压马路是不太可能,酒吧太早,洗浴桑拿派对社交他不爱,还真不知道德布劳内下班喜欢干什么,该不会是和他一样喜欢公园遛弯喂鸟吧。

十分钟后,他从俱乐部后门上了德布劳内的车。

一路气氛有些沉闷,他没话找话跟第一次见面似的,越聊越紧张,德布劳内也不怎么回应他,他只好不停的喝水掩饰尴尬,就连问他我们去哪,德布劳内都不回答他。

车子沿着大道转入乡村小路,春意盎然的嫩绿像屏风一样在车头前徐徐展开,令人稍感放松,终于在一个尖塔高耸入云的哥特式大教堂前停下了。

教堂,克里奇利的死穴。

他一下子又紧张起来,拧着眉头看向德布劳内,德布劳内开门下车和他说了这一路第一句完整的话,“下车,需要我为你开门吗?”

“噢。”他双腿有些沉重的迈出车门,刚要伸个懒腰缓解一下,一看庄严肃穆的教堂就感到万分不自在的把胳膊收回来,双手插进兜里,又摸到了烟,刚想说凯文我抽个烟尿个尿你先进去,还没等说出话来就被他拉着进去了。

“最终我还是没能选对衣服。”克里奇利看着自己墨绿色的小皮夹克里面一件黑色衬衫,快要掉档的水洗灰牛仔裤,约会穿搭100分的他和面前这个老旧建筑一整个格格不入。

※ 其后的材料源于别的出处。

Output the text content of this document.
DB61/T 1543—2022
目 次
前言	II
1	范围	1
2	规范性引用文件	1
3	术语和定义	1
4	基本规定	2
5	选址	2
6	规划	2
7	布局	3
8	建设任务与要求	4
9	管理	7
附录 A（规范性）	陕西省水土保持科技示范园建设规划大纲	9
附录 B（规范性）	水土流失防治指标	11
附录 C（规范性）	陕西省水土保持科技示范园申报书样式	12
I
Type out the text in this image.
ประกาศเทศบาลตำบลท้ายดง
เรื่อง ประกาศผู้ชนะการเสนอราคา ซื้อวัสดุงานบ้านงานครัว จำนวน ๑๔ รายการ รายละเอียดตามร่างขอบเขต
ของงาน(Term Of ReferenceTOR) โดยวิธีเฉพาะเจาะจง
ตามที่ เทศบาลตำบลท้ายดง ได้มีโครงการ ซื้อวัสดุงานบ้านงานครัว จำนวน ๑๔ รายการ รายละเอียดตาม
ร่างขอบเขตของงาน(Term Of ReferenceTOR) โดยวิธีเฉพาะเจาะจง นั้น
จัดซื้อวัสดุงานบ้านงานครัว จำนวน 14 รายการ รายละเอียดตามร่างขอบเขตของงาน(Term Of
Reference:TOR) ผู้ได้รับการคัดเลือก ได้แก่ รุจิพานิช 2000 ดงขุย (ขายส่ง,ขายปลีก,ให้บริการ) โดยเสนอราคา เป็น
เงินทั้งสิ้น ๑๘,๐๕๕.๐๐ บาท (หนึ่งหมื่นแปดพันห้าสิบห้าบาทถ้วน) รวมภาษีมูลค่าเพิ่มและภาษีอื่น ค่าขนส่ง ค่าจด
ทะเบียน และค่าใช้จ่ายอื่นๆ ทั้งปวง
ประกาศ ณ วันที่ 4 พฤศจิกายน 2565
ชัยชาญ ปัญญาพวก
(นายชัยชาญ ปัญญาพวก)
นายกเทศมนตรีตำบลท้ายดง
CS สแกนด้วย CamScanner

“嘘,别说话。”德布劳内看了看周围,这个点并没有人,也没有神父,只有旁边一个咖啡厅营业。

“喝咖啡吗?”他感觉浑身跟撒了痒痒粉似的在长椅上坐不住。

“喝什么咖啡,一会有节目,你看着就行了。”

“你信基督教?”

“我不信教,但我相信上帝是普爱众生的。”

“什么…”克里奇利被他一本正经的说辞给逗笑,接着又被他胳膊肘怼了一下,“噢…我听着,听着呢。”